N° 822 | Le 21 décembre 2006 | Philippe Gaberan | Critiques de livres (accès libre)

Syndicats : lendemains de crise ?

Jean-Marie Pernot


éd. Gallimard, 2005 (395 p. ; 7 €) | Commander ce livre

Thème : Organisation

Il faut attendre la conclusion de cet ouvrage dense et patiemment rédigé, pour accéder à une légère forme d’optimisme de la part de l’auteur et l’entendre supposer que les syndicats n’ont dit leur dernier mot ni perdu la possibilité de « redevenir ce qu’ils ont cessé d’être : un acteur social avec lequel il faut compter. » (p.323). En réalité, au fil de la lecture de cette histoire des soixante dernières années du syndicalisme français, s’impose inexorablement une question : « À qui profiterait la mort du syndicalisme ? »

En effet, celui-ci est aujourd’hui bel et bien exsangue ! Au point même que certains prônent d’en finir de suite avec cette forme archaïque des rapports sociaux tandis que d’autres proposent de rendre obligatoire pour chaque salarié l’adhésion à un syndicat. Toutefois, Jean-Marie Pernot rappelle qu’il fut un temps où les syndicats étaient une puissance politique faisant jeu égal avec les employeurs et l’État. L’auteur rappelle que, à la fin des années 70, la CGT déclarait 2 377 000 adhérents et la FEN près de 550 000 (pp. 100 et suiv.). Comment expliquer alors ce formidable déclin qui, comme l’auteur le souligne dans son chapitre trois, est loin d’être un seul mal français ? Car c’est bien l’intérêt et la force de cet ouvrage que de faire fi des réponses faciles et des a priori idéologiques.
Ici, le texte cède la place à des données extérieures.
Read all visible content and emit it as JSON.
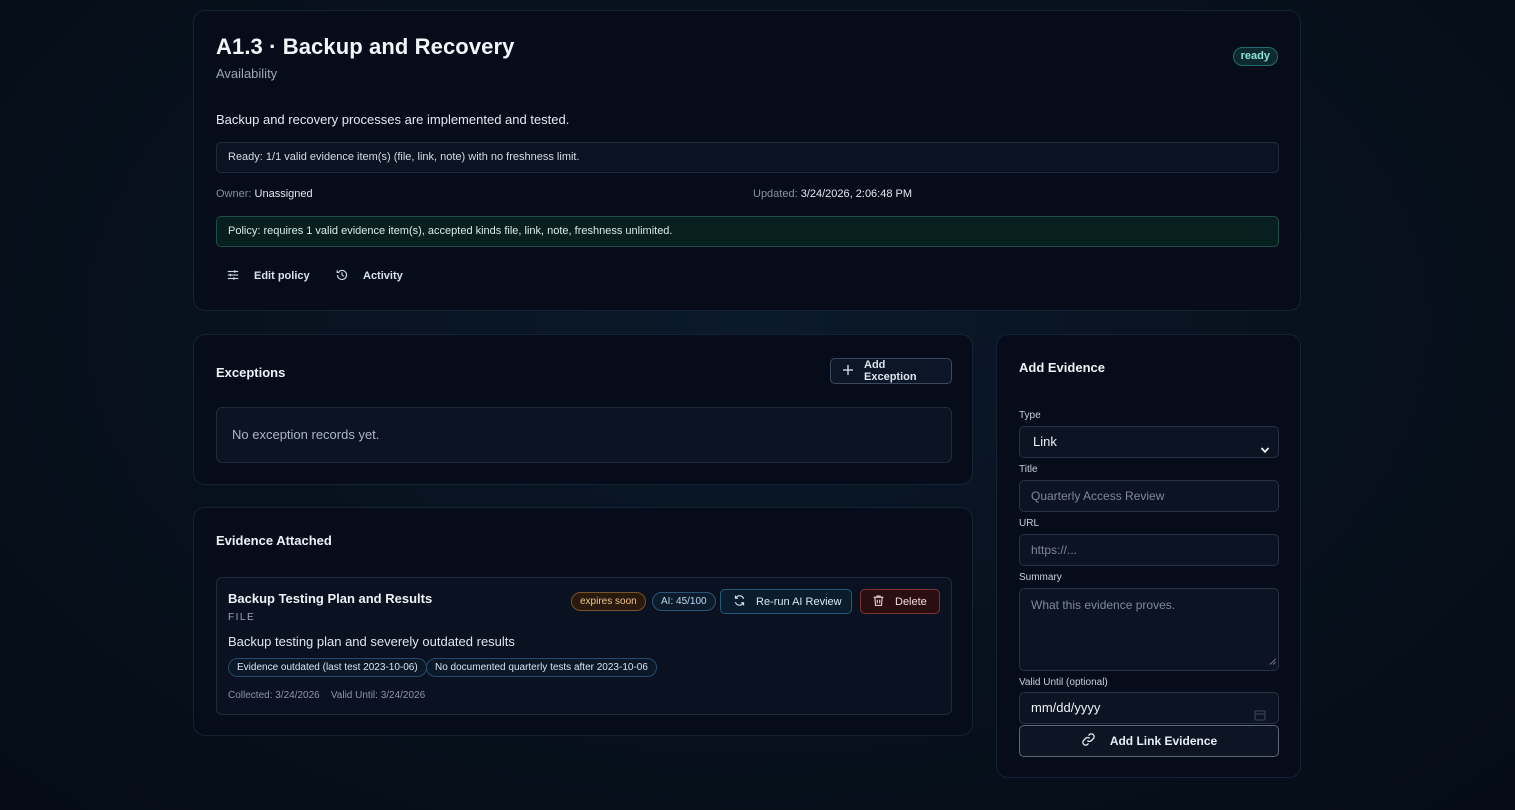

Au fil des pages l’auteur s’attelle à démasquer une multiplicité de facteurs explicatifs à cette mort annoncée du syndicalisme. C’est d’abord l’effondrement des grands secteurs industriels de la sidérurgie ou de la métallurgie, au sein desquels se forgeait et se transmettait une culture syndicale. C’est ensuite l’explosion des grandes centrales syndicales en des « myriades d’îles et d’îlots » composant un ensemble qui « bouge, se rapproche et s’éloigne continuellement » (p.183). Ce sont aussi les modifications des règles de la représentation des salariés au sein des entreprises suite aux réformes successives du droit du travail.
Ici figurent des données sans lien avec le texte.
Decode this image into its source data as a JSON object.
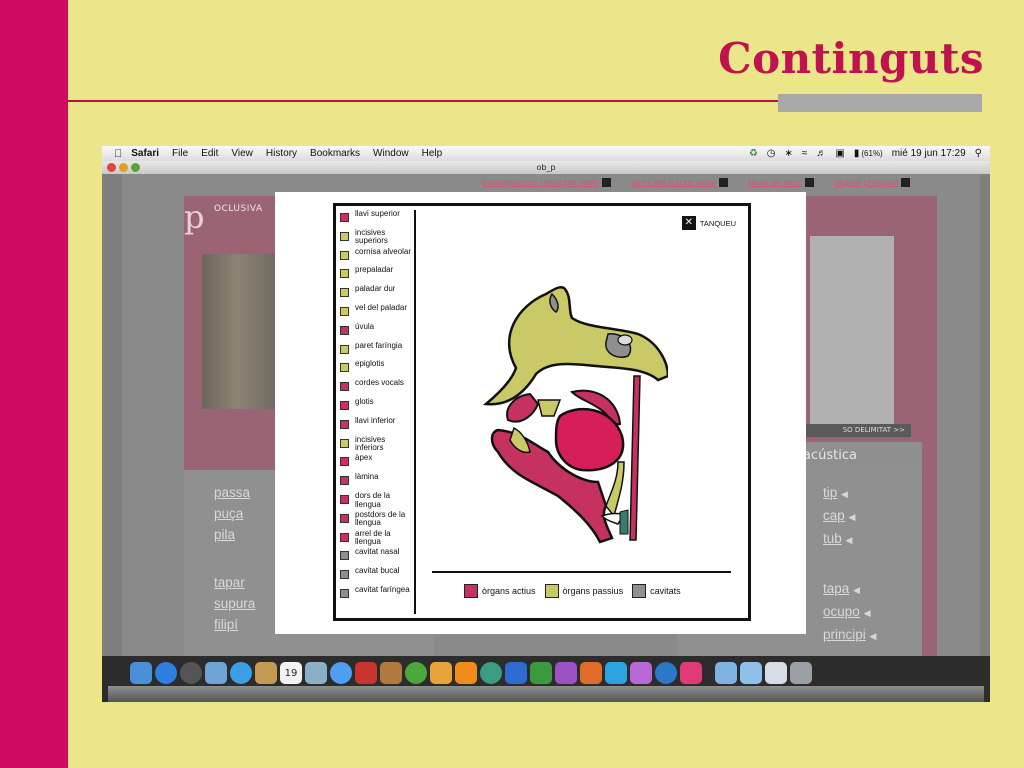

C’est encore et enfin l’affaiblissement continu de l’État au cours de ces trente dernières années ; celui-ci a fini par renoncer à occuper cette position de tiers dans le bras de fer qui historiquement oppose les employeurs à leurs salariés ; un bras de fer qui, désormais, tourne largement à l’avantage des premiers. Alors ce livre, judicieusement publié en poche, n’est pas seulement une histoire du syndicalisme mais bel et bien un regard acéré porté sur les mouvements de fond explicatifs du malaise dans la culture ; des mouvements que l’auteur compare à ceux de la dérive des continents et qui ont pour fonction de sculpter l’état de la planète.

C’est donc un livre à lire pour quiconque veut comprendre les temps présents.